Göksu Nehri, Toros Dağları’ndan doğarak Mut’u geçerek Silifke üzerinden Akdeniz’le buluşur. Sadece Mut’a değil geniş bir coğrafyaya hayat verir. Doğal güzellikleri, tarımsal sulamanın ana damarı ve ekosistem çeşitliliği ile dikkat çeken Göksu’muz, geçtiği yerlerin hem ekonomik hem de ekolojik dengesine katkı sağlar. Acil sularımıza sahip çıkmamız lazım. Nehirlerimiz ve derelerimiz kuruduğu için denizlere akamayıp mineral taşıyamadığı için canlımız ve balığımız kalmadı. Doğanın dengesini korumak kendi dengemizi korumaktır. Su yoksa Mut da yoktur. Acaba bir su politikamız var mı? Ya da en yaşamsal kaynak olarak Göksu’nun durumundan haberimiz var mı? Emin değilim.
Benim çocukluğumdan beri Göksu’dan çok sular aktı. Aklımda kalanlardan biri de güzelim sazan balıklarıdır. Her yaz en büyük keyfimiz Göksu’ya girip yüzmekti. Susadığımız zaman da nehre kafamızı gömüp kana kana suyundan içerdik. Çünkü o kadar temizdi. O kadar coşkulu ve gürül gürül akardı ki her noktasında yüzmeye korkardınız. Hatta dönek diye tabir edilen noktalarda yüzmek ne mümkün uzaktan korkuyla bakardık.
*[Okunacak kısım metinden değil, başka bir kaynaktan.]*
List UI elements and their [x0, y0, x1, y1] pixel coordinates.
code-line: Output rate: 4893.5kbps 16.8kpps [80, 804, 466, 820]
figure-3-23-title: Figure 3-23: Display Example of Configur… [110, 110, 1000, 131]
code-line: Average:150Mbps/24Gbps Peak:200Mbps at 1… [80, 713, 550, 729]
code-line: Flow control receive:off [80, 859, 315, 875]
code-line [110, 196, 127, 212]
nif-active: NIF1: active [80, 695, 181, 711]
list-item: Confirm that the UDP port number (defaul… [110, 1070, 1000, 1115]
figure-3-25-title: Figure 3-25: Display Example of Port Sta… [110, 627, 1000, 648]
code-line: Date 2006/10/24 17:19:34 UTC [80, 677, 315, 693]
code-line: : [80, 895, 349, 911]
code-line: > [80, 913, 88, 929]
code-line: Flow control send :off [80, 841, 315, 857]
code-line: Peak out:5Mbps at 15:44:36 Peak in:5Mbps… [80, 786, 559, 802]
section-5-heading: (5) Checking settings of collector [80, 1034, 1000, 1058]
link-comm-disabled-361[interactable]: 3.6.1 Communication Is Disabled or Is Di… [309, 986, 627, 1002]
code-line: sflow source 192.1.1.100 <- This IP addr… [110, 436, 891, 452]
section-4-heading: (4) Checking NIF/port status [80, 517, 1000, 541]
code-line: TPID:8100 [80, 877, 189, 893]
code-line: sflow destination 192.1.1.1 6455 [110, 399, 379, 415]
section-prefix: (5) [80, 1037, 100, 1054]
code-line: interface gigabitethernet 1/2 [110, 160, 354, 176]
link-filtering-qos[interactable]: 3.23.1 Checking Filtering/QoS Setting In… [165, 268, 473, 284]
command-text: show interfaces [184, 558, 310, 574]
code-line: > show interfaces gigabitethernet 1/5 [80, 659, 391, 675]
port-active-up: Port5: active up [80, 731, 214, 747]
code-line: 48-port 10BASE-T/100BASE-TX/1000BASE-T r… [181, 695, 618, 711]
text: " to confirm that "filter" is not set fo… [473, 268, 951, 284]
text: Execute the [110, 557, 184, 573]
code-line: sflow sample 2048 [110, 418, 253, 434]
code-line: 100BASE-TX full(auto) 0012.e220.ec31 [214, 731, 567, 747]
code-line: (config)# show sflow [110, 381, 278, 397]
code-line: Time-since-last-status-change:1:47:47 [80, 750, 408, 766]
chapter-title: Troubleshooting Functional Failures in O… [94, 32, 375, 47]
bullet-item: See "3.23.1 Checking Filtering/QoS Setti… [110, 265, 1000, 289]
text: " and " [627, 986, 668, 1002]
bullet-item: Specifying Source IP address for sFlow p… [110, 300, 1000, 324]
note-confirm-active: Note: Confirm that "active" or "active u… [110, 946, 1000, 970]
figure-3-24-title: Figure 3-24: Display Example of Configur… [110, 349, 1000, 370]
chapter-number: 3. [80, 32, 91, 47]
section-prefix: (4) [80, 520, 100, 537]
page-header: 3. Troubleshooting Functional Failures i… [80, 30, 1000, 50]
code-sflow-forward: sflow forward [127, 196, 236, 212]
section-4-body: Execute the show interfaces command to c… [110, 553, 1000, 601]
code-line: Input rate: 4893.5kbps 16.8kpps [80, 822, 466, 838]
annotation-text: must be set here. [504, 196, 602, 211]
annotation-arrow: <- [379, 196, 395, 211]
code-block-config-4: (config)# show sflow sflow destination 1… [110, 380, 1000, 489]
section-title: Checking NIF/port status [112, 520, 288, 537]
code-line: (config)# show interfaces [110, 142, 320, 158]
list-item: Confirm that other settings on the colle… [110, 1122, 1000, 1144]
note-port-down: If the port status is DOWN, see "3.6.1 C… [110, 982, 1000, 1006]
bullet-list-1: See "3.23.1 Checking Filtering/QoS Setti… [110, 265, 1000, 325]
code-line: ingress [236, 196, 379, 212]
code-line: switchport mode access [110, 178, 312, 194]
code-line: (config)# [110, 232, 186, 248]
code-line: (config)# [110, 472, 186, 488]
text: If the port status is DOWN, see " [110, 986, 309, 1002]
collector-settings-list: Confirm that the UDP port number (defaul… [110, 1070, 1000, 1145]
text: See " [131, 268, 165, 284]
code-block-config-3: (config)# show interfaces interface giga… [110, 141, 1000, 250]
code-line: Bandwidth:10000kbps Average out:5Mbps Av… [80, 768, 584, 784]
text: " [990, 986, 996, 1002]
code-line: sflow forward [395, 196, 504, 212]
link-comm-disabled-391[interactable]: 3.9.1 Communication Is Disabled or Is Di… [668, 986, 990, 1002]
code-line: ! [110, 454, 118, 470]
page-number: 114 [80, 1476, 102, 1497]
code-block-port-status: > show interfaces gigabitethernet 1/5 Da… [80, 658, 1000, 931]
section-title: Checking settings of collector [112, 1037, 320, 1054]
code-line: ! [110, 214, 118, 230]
Çok can da almıştır oraları. Göksu eski Göksu değil maalesef…
2021 yılında yapılan bir araştırmada Göksu ve Ermenek Çayı (Gevne Çayı)’nın üzerinde gerçekleşen karayolu, köprü, baraj ve HES yapımı gibi fiziki tahribatların akarsu ekosisteminin doğal yapısını bozduğu, akarsu yatağında kısmi kurumalar ve habitat parçalanmasına neden olduğu saptanmıştır. Bunun sonucunda, endemik Toros sirazı balık popülasyonun önemli ölçüde azaldığı, kırmızı benekli alabalık popülasyonunun ise ne yazık ki yok olduğu belirlenmiştir.
İnsan yerleşimlerinin artması, sanayileşme, tarımda aşırı su kullanımı ve kirlilik ırmağın su kalitesini bozmaktadır. Suyun kirlenmesi biyolojik çeşitliliği de tehdit ediyor. Yapılan saha çalışmaları ve su kalitesi izleme raporları, Göksu Irmağı’nın pH değerinin genellikle 7 ile 8 arasında olduğunu göstermektedir. Bu değer, suyun nötr ya da hafif alkali olduğunu ve ekosistem için genel olarak uygun olduğunu gösterir. Ancak kimyasal gübreler, endüstriyel atıklar, evsel atıklar ve hayvansal atıkların suya karışması ile özellikle yerel atık yönetimi eksiklikleri suyun pH seviyesini düşürmektedir. Bu nedenle, Göksu Irmağı’ndaki su kalitesinin izlenmesi ve düzenli pH ölçümlerinin yapılması önemlidir.
Göksu’yu ve derelerimizi tehdit eden kirlilik sorunları özetle şunlardır:
- Yerleşim Alanları: Irmak çevresindeki yerleşim alanları, kanalizasyon sistemleri yetersiz olduğunda ve hayvansal sulamadan kaynaklı olarak doğrudan nehre atık su bırakabilmektedir. Bu durum, mikroplar ve zararlı maddelerin suya karışmasına neden olur.
- Tarımsal Faaliyetler: Nehrin çevresindeki tarımsal arazilerde yoğun bir şekilde kullanılan kimyasal gübreler ve pestisitler yağmur sularıyla birlikte nehre karışarak su kalitesini düşürmekte ve biyoçeşitliliğe (canlılığa) zarar vermektedir.
- Fabrika Atıkları: Nehir boyunca yer alan sanayi tesisleri, atık su boşaltarak kirliliğe neden olmaktadır. Özellikle kimya, tekstil ve gıda sanayi gibi sektörlerden kaynaklanan atıklar, suyun kimyasal yapısını bozmakta ve ekosistemi tehdit etmektedir. Verilen cezaların da bazı bölgelerde caydırıcı olmadığı anlaşılmaktadır.
Göksu ve derelerimiz Mut için büyük bir doğal değere sahipken, yıllar içinde yaşanan tahribat bu değeri tehdit etmektedir. Bu anlamda hem yerel halkın bilinçlendirilmesi hem de çevresel koruma önlemlerinin artırılması ve ekosisteminin korunması gerekir. Akan su yosun tutmaz der atalarımız. Suyun doğal akışını koruyamazsak sorun düşündüğümüzden daha da büyük olur ve yosun tutar.